Fears that Britain may soon slide into recession were fuelled yesterday by news that the economy grew by just 0.2 per cent in the second quarter, down from the already poor 0.3 per cent recorded in the first three months of the year and the weakest rate of growth in three years.
Industry, comprising manufacturing and oil and mining activities (and about a fifth of the total economy) is already in recession, having contracted for two successive quarters. The financial services sector, accounting for about 28 per cent of the national income, grew hardly at all – 0.1 per cent – having been a significant driver of growth during the boom.
A fall in transactions across financial markets was, in turn, responsible for much of this depressed reading. However, the largest single contributor to the decline in overall output was in the construction sector, with a near collapse in private housebuilding. Overall, building industry activity fell by 0.7 per cent during the quarter.
The slowdown in the annual rate of growth, from 2.3 per cent to 1.6 per cent, is the steepest decline since the mid-1990s. With little hope for a bounceback in the economy before the second half of next year at the earliest, the figures strongly suggest that it will be impossible for the Government to meet even the lower end of its forecast rate of growth this year, announced as recently as the March Budget, of a 1.75 to 2.25 per cent range. That will have serious implications for the public finances and the prospects of the Government meeting its fiscal rules.
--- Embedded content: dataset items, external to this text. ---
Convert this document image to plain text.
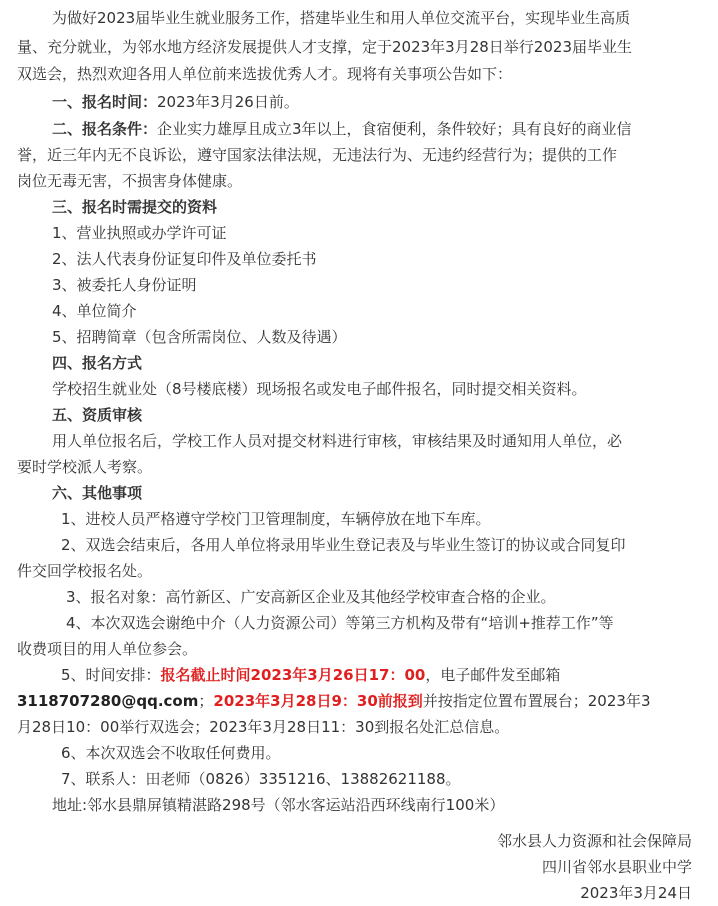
为做好2023届毕业生就业服务工作，搭建毕业生和用人单位交流平台，实现毕业生高质
量、充分就业，为邻水地方经济发展提供人才支撑，定于2023年3月28日举行2023届毕业生
双选会，热烈欢迎各用人单位前来选拔优秀人才。现将有关事项公告如下：
一、报名时间：2023年3月26日前。
二、报名条件：企业实力雄厚且成立3年以上，食宿便利，条件较好；具有良好的商业信
誉，近三年内无不良诉讼，遵守国家法律法规，无违法行为、无违约经营行为；提供的工作
岗位无毒无害，不损害身体健康。
三、报名时需提交的资料
1、营业执照或办学许可证
2、法人代表身份证复印件及单位委托书
3、被委托人身份证明
4、单位简介
5、招聘简章（包含所需岗位、人数及待遇）
四、报名方式
学校招生就业处（8号楼底楼）现场报名或发电子邮件报名，同时提交相关资料。
五、资质审核
用人单位报名后，学校工作人员对提交材料进行审核，审核结果及时通知用人单位，必
要时学校派人考察。
六、其他事项
1、进校人员严格遵守学校门卫管理制度，车辆停放在地下车库。
2、双选会结束后，各用人单位将录用毕业生登记表及与毕业生签订的协议或合同复印
件交回学校报名处。
3、报名对象：高竹新区、广安高新区企业及其他经学校审查合格的企业。
4、本次双选会谢绝中介（人力资源公司）等第三方机构及带有“培训+推荐工作”等
收费项目的用人单位参会。
5、时间安排：报名截止时间2023年3月26日17：00，电子邮件发至邮箱
3118707280@qq.com；2023年3月28日9：30前报到并按指定位置布置展台；2023年3
月28日10：00举行双选会；2023年3月28日11：30到报名处汇总信息。
6、本次双选会不收取任何费用。
7、联系人：田老师（0826）3351216、13882621188。
地址:邻水县鼎屏镇精湛路298号（邻水客运站沿西环线南行100米）
邻水县人力资源和社会保障局
四川省邻水县职业中学
2023年3月24日
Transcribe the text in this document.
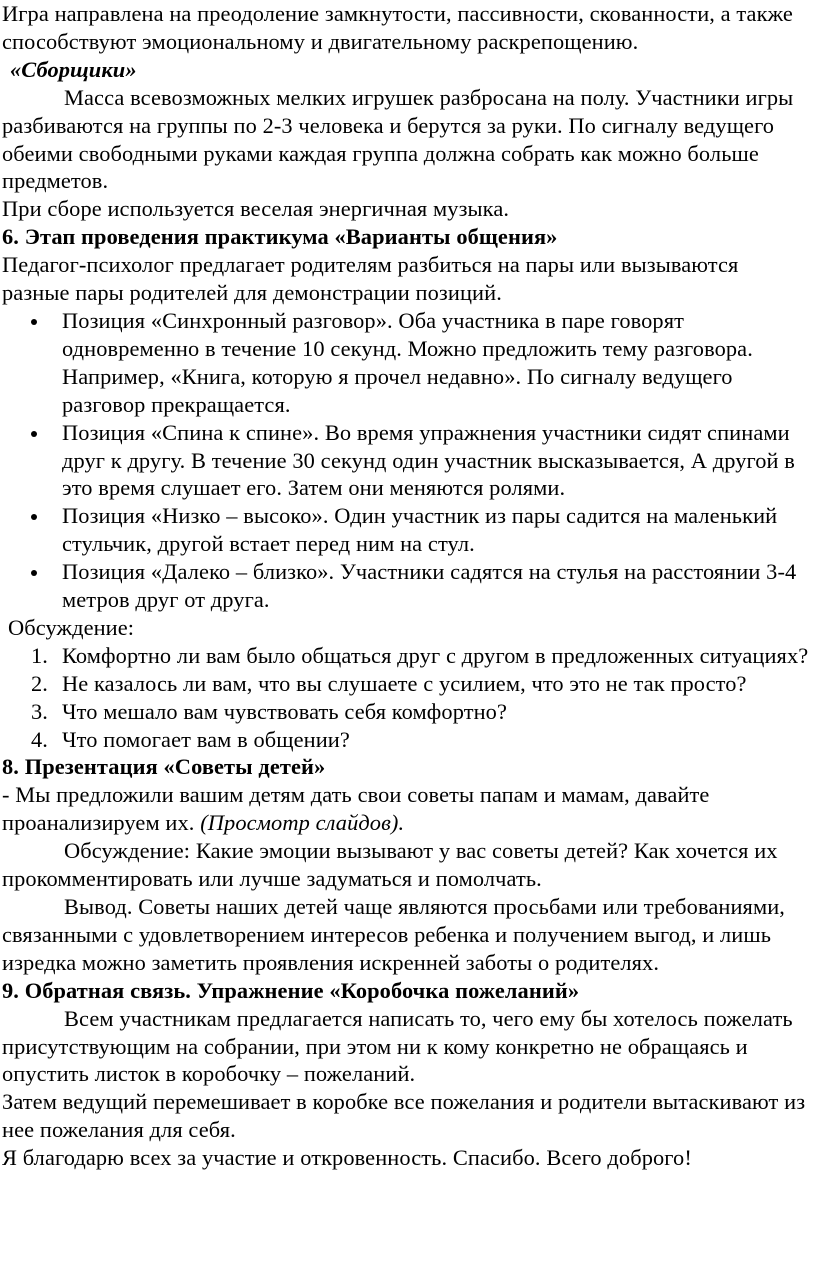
Игра направлена на преодоление замкнутости, пассивности, скованности, а также способствуют эмоциональному и двигательному раскрепощению.

«Сборщики»

Масса всевозможных мелких игрушек разбросана на полу. Участники игры разбиваются на группы по 2-3 человека и берутся за руки. По сигналу ведущего обеими свободными руками каждая группа должна собрать как можно больше предметов.

При сборе используется веселая энергичная музыка.

6. Этап проведения практикума «Варианты общения»

Педагог-психолог предлагает родителям разбиться на пары или вызываются разные пары родителей для демонстрации позиций.

Позиция «Синхронный разговор». Оба участника в паре говорят одновременно в течение 10 секунд. Можно предложить тему разговора. Например, «Книга, которую я прочел недавно». По сигналу ведущего разговор прекращается.
Позиция «Спина к спине». Во время упражнения участники сидят спинами друг к другу. В течение 30 секунд один участник высказывается, А другой в это время слушает его. Затем они меняются ролями.
Позиция «Низко – высоко». Один участник из пары садится на маленький стульчик, другой встает перед ним на стул.
Позиция «Далеко – близко». Участники садятся на стулья на расстоянии 3-4 метров друг от друга.

Обсуждение:

1. Комфортно ли вам было общаться друг с другом в предложенных ситуациях?
2. Не казалось ли вам, что вы слушаете с усилием, что это не так просто?
3. Что мешало вам чувствовать себя комфортно?
4. Что помогает вам в общении?
8. Презентация «Советы детей»

- Мы предложили вашим детям дать свои советы папам и мамам, давайте проанализируем их. (Просмотр слайдов).

Обсуждение: Какие эмоции вызывают у вас советы детей? Как хочется их прокомментировать или лучше задуматься и помолчать.

Вывод. Советы наших детей чаще являются просьбами или требованиями, связанными с удовлетворением интересов ребенка и получением выгод, и лишь изредка можно заметить проявления искренней заботы о родителях.

9. Обратная связь. Упражнение «Коробочка пожеланий»

Всем участникам предлагается написать то, чего ему бы хотелось пожелать присутствующим на собрании, при этом ни к кому конкретно не обращаясь и опустить листок в коробочку – пожеланий.

Затем ведущий перемешивает в коробке все пожелания и родители вытаскивают из нее пожелания для себя.

Я благодарю всех за участие и откровенность. Спасибо. Всего доброго!
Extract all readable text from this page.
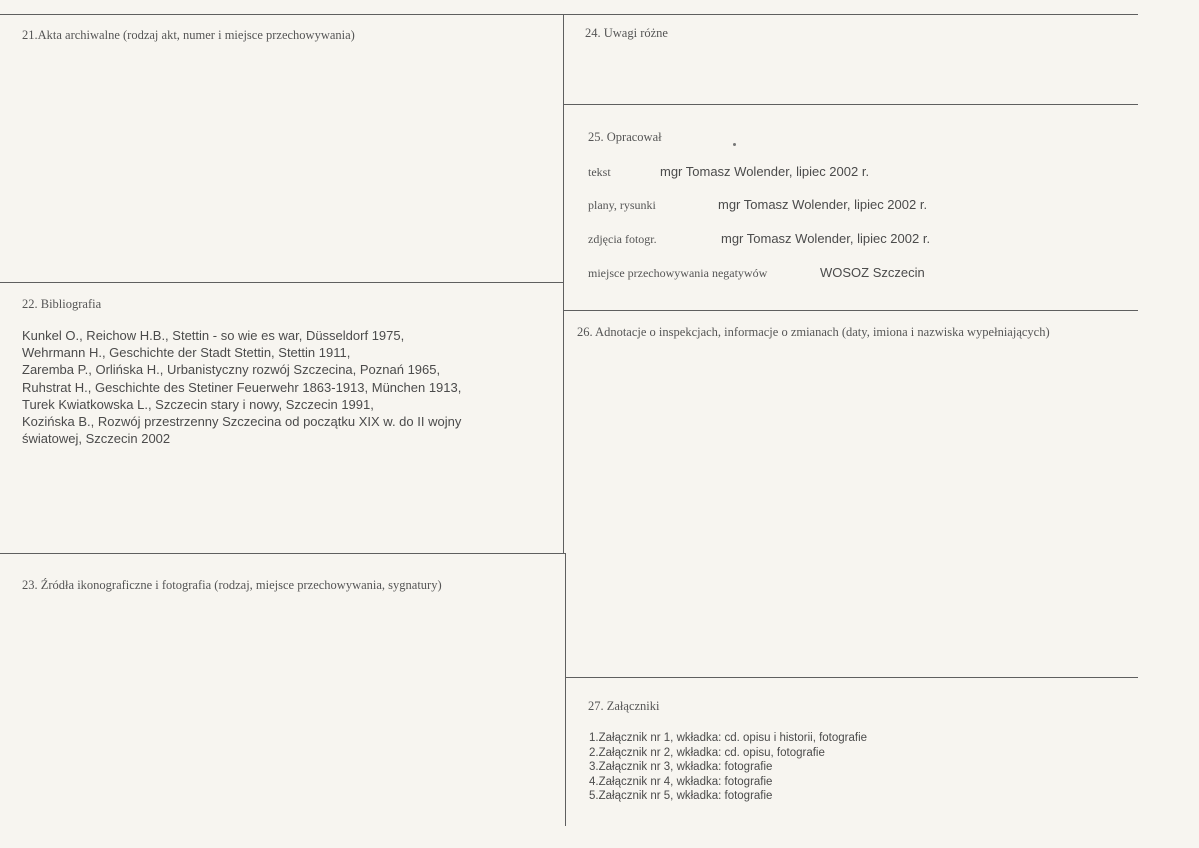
21.Akta archiwalne (rodzaj akt, numer i miejsce przechowywania)
22. Bibliografia
Kunkel O., Reichow H.B., Stettin - so wie es war, Düsseldorf 1975,
Wehrmann H., Geschichte der Stadt Stettin, Stettin 1911,
Zaremba P., Orlińska H., Urbanistyczny rozwój Szczecina, Poznań 1965,
Ruhstrat H., Geschichte des Stetiner Feuerwehr 1863-1913, München 1913,
Turek Kwiatkowska L., Szczecin stary i nowy, Szczecin 1991,
Kozińska B., Rozwój przestrzenny Szczecina od początku XIX w. do II wojny
światowej, Szczecin 2002
23. Źródła ikonograficzne i fotografia (rodzaj, miejsce przechowywania, sygnatury)
24. Uwagi różne
25. Opracował
tekst	mgr Tomasz Wolender, lipiec 2002 r.
plany, rysunki	mgr Tomasz Wolender, lipiec 2002 r.
zdjęcia fotogr.	mgr Tomasz Wolender, lipiec 2002 r.
miejsce przechowywania negatywów	WOSOZ Szczecin
26. Adnotacje o inspekcjach, informacje o zmianach (daty, imiona i nazwiska wypełniających)
27. Załączniki
1.Załącznik nr 1, wkładka: cd. opisu i historii, fotografie
2.Załącznik nr 2, wkładka: cd. opisu, fotografie
3.Załącznik nr 3, wkładka: fotografie
4.Załącznik nr 4, wkładka: fotografie
5.Załącznik nr 5, wkładka: fotografie
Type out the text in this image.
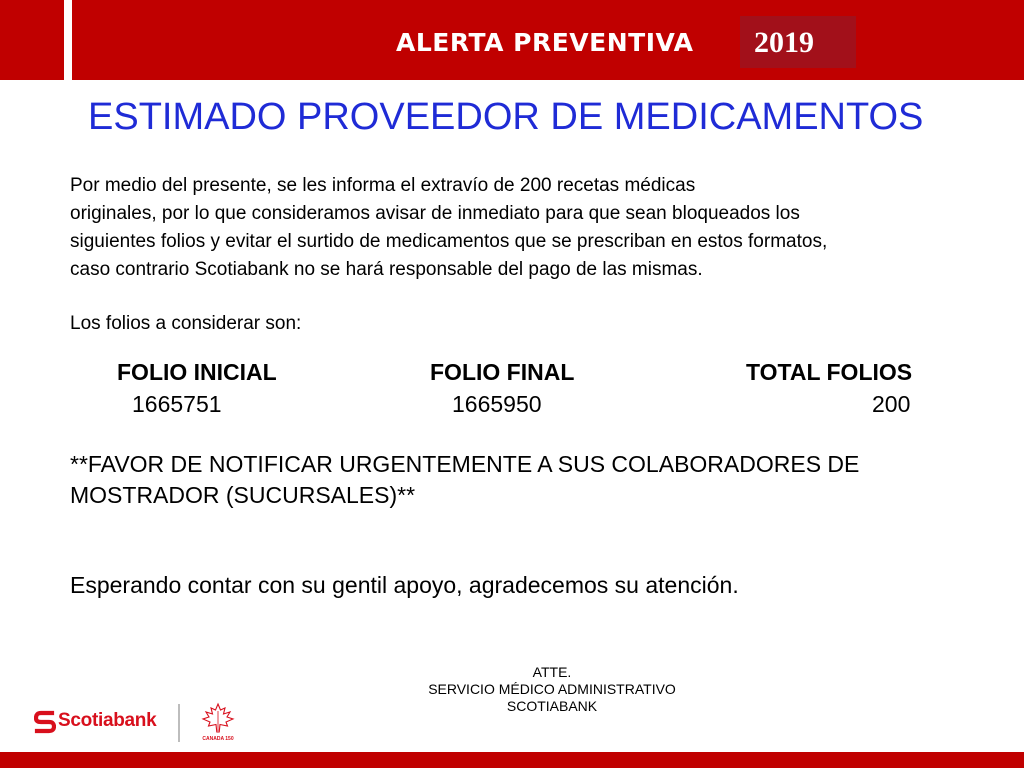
ALERTA PREVENTIVA 2019
ESTIMADO PROVEEDOR DE MEDICAMENTOS

Por medio del presente, se les informa el extravío de 200 recetas médicas
originales, por lo que consideramos avisar de inmediato para que sean bloqueados los
siguientes folios y evitar el surtido de medicamentos que se prescriban en estos formatos,
caso contrario Scotiabank no se hará responsable del pago de las mismas.

Los folios a considerar son:
FOLIO INICIAL	FOLIO FINAL	TOTAL FOLIOS
1665751	1665950	200

**FAVOR DE NOTIFICAR URGENTEMENTE A SUS COLABORADORES DE
MOSTRADOR (SUCURSALES)**

Esperando contar con su gentil apoyo, agradecemos su atención.
ATTE.
SERVICIO MÉDICO ADMINISTRATIVO
SCOTIABANK
Scotiabank
CANADA 150
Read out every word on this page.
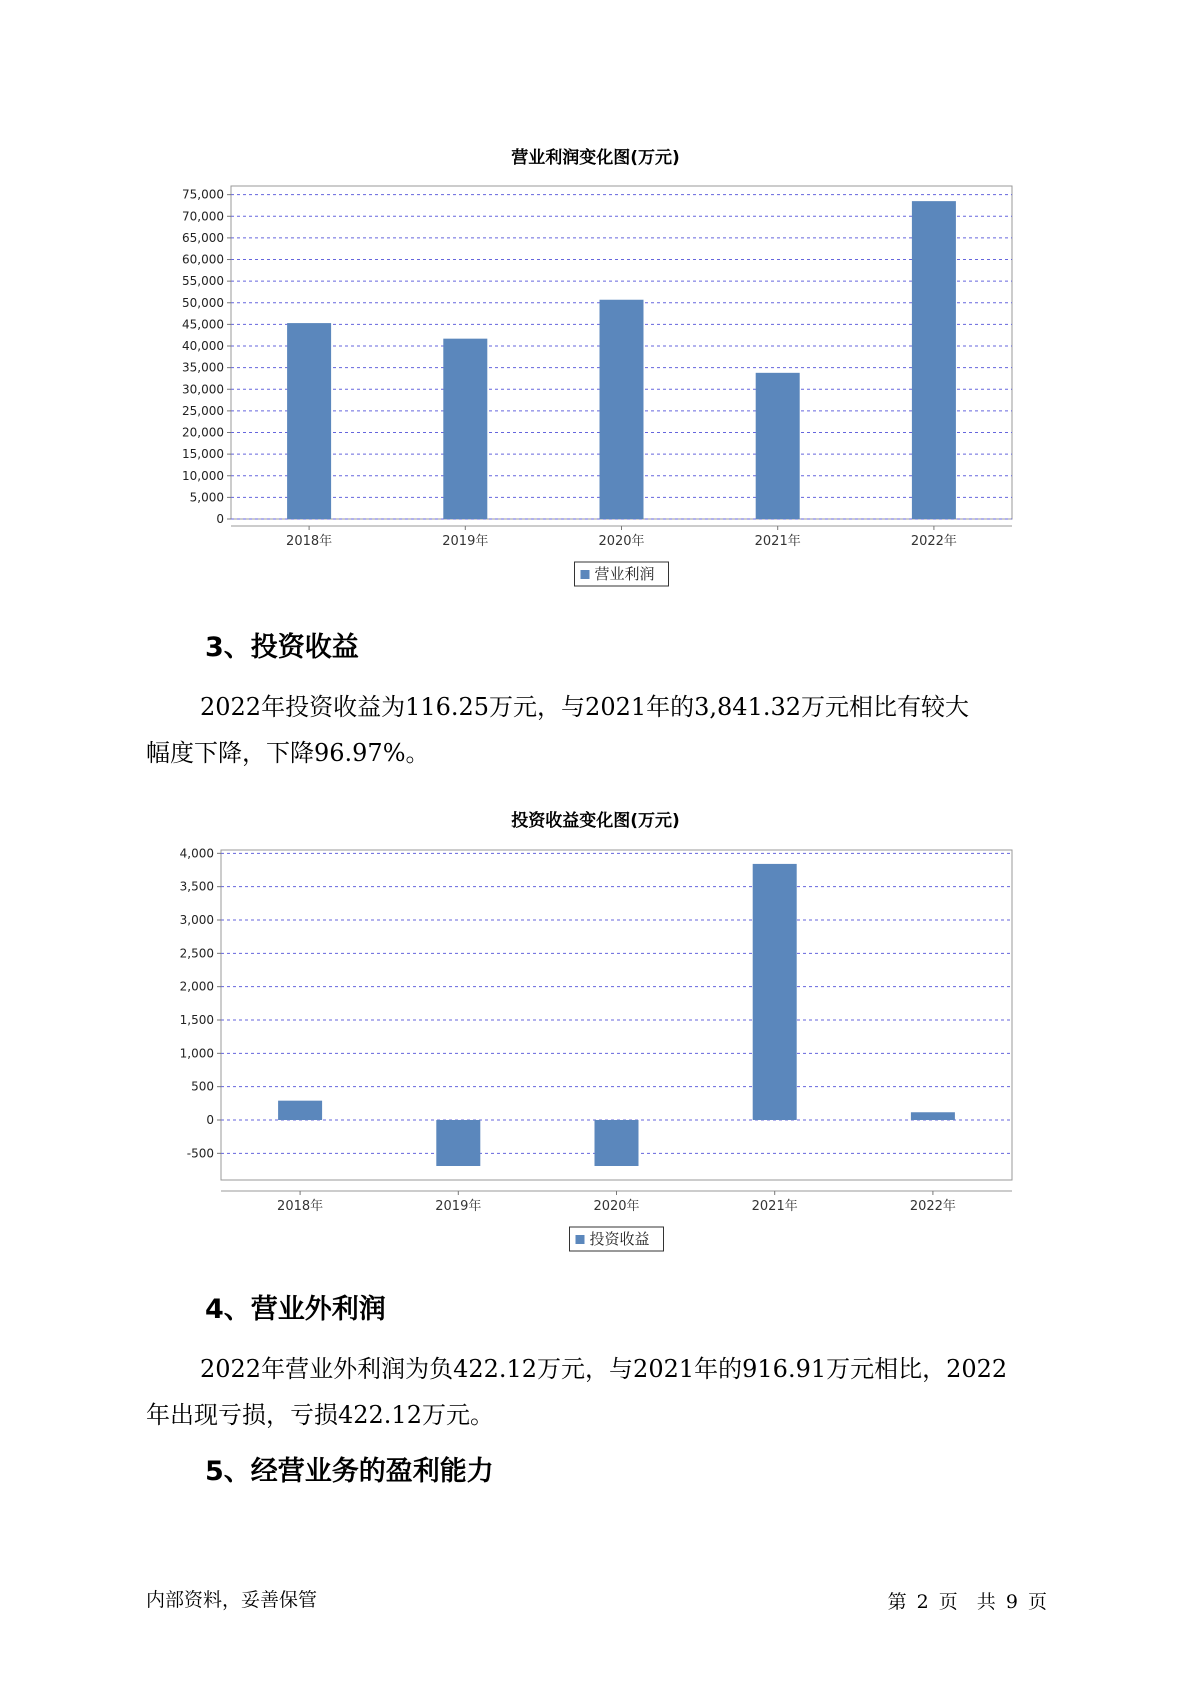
营业利润变化图(万元)
0
5,000
10,000
15,000
20,000
25,000
30,000
35,000
40,000
45,000
50,000
55,000
60,000
65,000
70,000
75,000
2018年	2019年	2020年	2021年	2022年
营业利润
3、投资收益
2022年投资收益为116.25万元，与2021年的3,841.32万元相比有较大
幅度下降，下降96.97%。
投资收益变化图(万元)
-500
0
500
1,000
1,500
2,000
2,500
3,000
3,500
4,000
2018年	2019年	2020年	2021年	2022年
投资收益
4、营业外利润
2022年营业外利润为负422.12万元，与2021年的916.91万元相比，2022
年出现亏损，亏损422.12万元。
5、经营业务的盈利能力
内部资料，妥善保管	第 2 页　共 9 页
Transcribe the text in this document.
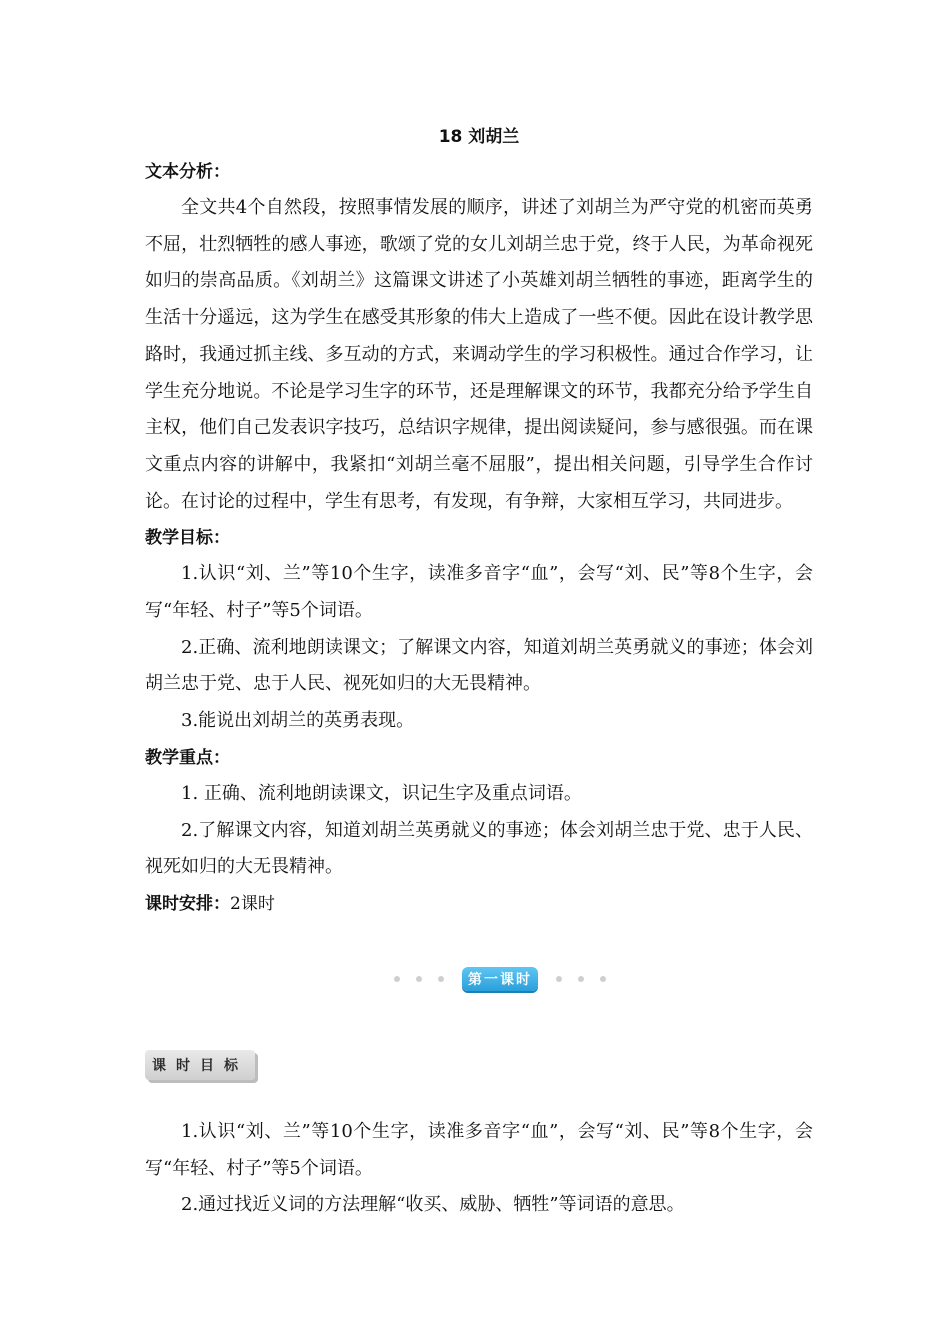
18 刘胡兰
文本分析：

全文共4个自然段，按照事情发展的顺序，讲述了刘胡兰为严守党的机密而英勇不屈，壮烈牺牲的感人事迹，歌颂了党的女儿刘胡兰忠于党，终于人民，为革命视死如归的崇高品质。《刘胡兰》这篇课文讲述了小英雄刘胡兰牺牲的事迹，距离学生的生活十分遥远，这为学生在感受其形象的伟大上造成了一些不便。因此在设计教学思路时，我通过抓主线、多互动的方式，来调动学生的学习积极性。通过合作学习，让学生充分地说。不论是学习生字的环节，还是理解课文的环节，我都充分给予学生自主权，他们自己发表识字技巧，总结识字规律，提出阅读疑问，参与感很强。而在课文重点内容的讲解中，我紧扣“刘胡兰毫不屈服”，提出相关问题，引导学生合作讨论。在讨论的过程中，学生有思考，有发现，有争辩，大家相互学习，共同进步。

教学目标：

1.认识“刘、兰”等10个生字，读准多音字“血”，会写“刘、民”等8个生字，会写“年轻、村子”等5个词语。

2.正确、流利地朗读课文；了解课文内容，知道刘胡兰英勇就义的事迹；体会刘胡兰忠于党、忠于人民、视死如归的大无畏精神。

3.能说出刘胡兰的英勇表现。

教学重点：

1. 正确、流利地朗读课文，识记生字及重点词语。

2.了解课文内容，知道刘胡兰英勇就义的事迹；体会刘胡兰忠于党、忠于人民、视死如归的大无畏精神。

课时安排：2课时
第一课时
课时目标

1.认识“刘、兰”等10个生字，读准多音字“血”，会写“刘、民”等8个生字，会写“年轻、村子”等5个词语。

2.通过找近义词的方法理解“收买、威胁、牺牲”等词语的意思。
Analysts at Grant Thornton explained: "Broadly speaking, and based on our economic model, the only arithmetically realistic way in which GDP growth in 2008 could reach the lower end of the Treasury's Budget forecast, of 1.75 per cent, is for GDP growth in the third quarter and fourth quarter of 2008 to be [say] 0.4 and 0.5 per cent respectively. This would give GDP growth in 2008 as a whole at 1.75 per cent.
"Whilst such an outcome is not impossible, given the various headwinds facing the UK economy it has to be considered very unlikely. This, combined with the prospects for 2009, mean that the pre-Budget report this autumn would almost certainly show the Treasury's fiscal rule, the Sustainable Investment Rule, limiting total government net debt to 40 per cent of GDP, being breached."
Peter Newland, an economist at Lehman Brothers, said: "Survey evidence points to softer service-sector activity heading into the third quarter, as well as further declines in industrial output and construction. We continue to expect negative GDP growth over the next three quarters – ie, a greater than 50 per cent probability of recession (two quarters of negative growth) this year."
Howard Archer, of Global Insight, added: "We expect the economy to stagnate at best through the second half of 2008 and the early months of 2009 ... Mild recession is now looking highly possible."
Last week, the deputy governor of the Bank of England, Charlie Bean, warned that "there is a risk that the credit crunch leads to a deeper and more prolonged slowdown" than the Bank had previously predicted.